Schools to let pupils watch Scotland’s Euros game in class

For children across the country this will be the first opportunity to see the national team in a major tournament.

Schools to let pupils watch Scotland’s Euros game in class Broomhill Primary

Children who have never seen the national team play a major tournament are getting the chance to experience the thrill of watching Scotland compete in the Euros at school.

With the upcoming match against Czech Republic kicking off at 2pm on Monday, many schoolchildren across the country will have normal classes replaced with the game.

Two boys from a Glasgow school were “sheepish” about asking their headteacher but she immediately said yes.

Wendy Cameron, head at Broomhill Primary, told STV News: “They’d asked their teacher a couple of times and she didn’t know, so she said you need to go ask the headteacher.

“They ran back really excited and told everybody. There’s a real buzz.

“There’s a month of promise ahead of us, after 15 months of pain.”

Ms Cameron said the game was an important cultural event and a first for the children’s generation. Primary four pupils have been practising the 70s disco track by Baccara, Yes Sir, I Can Boogie, which has become the national team’s anthem.

Broomhill Primary pupil Beau, 8, a footballer for Drumchapel Uniter, has been selected as a mascot for the game against Croatia on June 22.Broomhill Primary

And eight-year-old Broomhill pupil Beau, a talented player for Drumchapel United, has been chosen as an ambassador for the Scotland v Croatia game on June 22.

A ten-year-old pupil at a Clydebank school penned an impassioned letter asking for the event to be screened.

St Stephen’s Primary School pupil Poppy Lord wrote: “I’m writing this letter to you to give you some reasons why you should consider letting the school watch the Euro Football competition.

“The competition may just seem like a football game but is so much more than that.”

Poppy’s dad, Ricki Lord, said he was “very proud and a bit emotional”.

And Scotland midfielder John McGinn got behind the schoolgirl’s campaign, tweeting support for the her letter.

Following a vote, St Stephen’s announced that Poppy and her fellow pupils will be cheering on the national team in school on Monday.

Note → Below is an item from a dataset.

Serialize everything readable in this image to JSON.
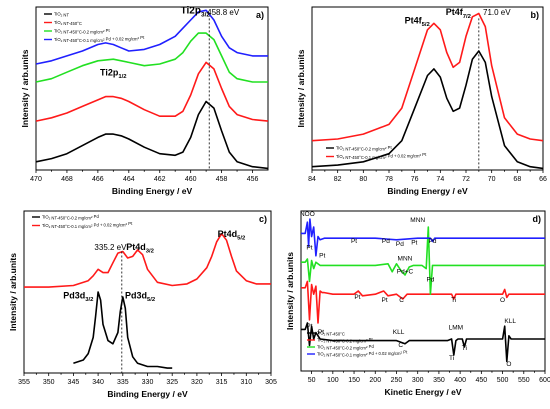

McGinn recorded a special message: “I’m sure everyone in the school and beyond had a read at Poppy’s amazing letter to put pressure on the teacher’s and especially Ms Crombie at St Stephen’s.

“A big congratulations to Poppy so if everyone can give Poppy a wee high-five or a round of applause.

“It’s amazing for us to read that we can inspire so many people. I’m excited and I’m sure all the boys are the same.

“Finally, just to everyone else at St Stephen’s, I know it’s a small school, if you stick to your dreams, keeping working for it, you never know what’s possible.”

A Dundee secondary school is encouraging pupils and staff to dress down and wear something Scottish or blue on Monday with all teachers in all classrooms showing the football match from 2pm.

In a letter to parents and carers, headteacher Hugh McAninch wrote: “At Baldragon Academy, we are celebrating this by taking a little bit of time from our normal learning timetable to learn a little bit more about the event and to back our national team.”

Comhairle nan Eilean Siar, the Western Isles Council, announced that it was “very happy” to let all pupils cheer on Scotland in school at the first major tournament since 1998.

Castlebay Community School on Barra said that “for one day only” staff and children can break the rules and wear Scotland or Scottish team football tops.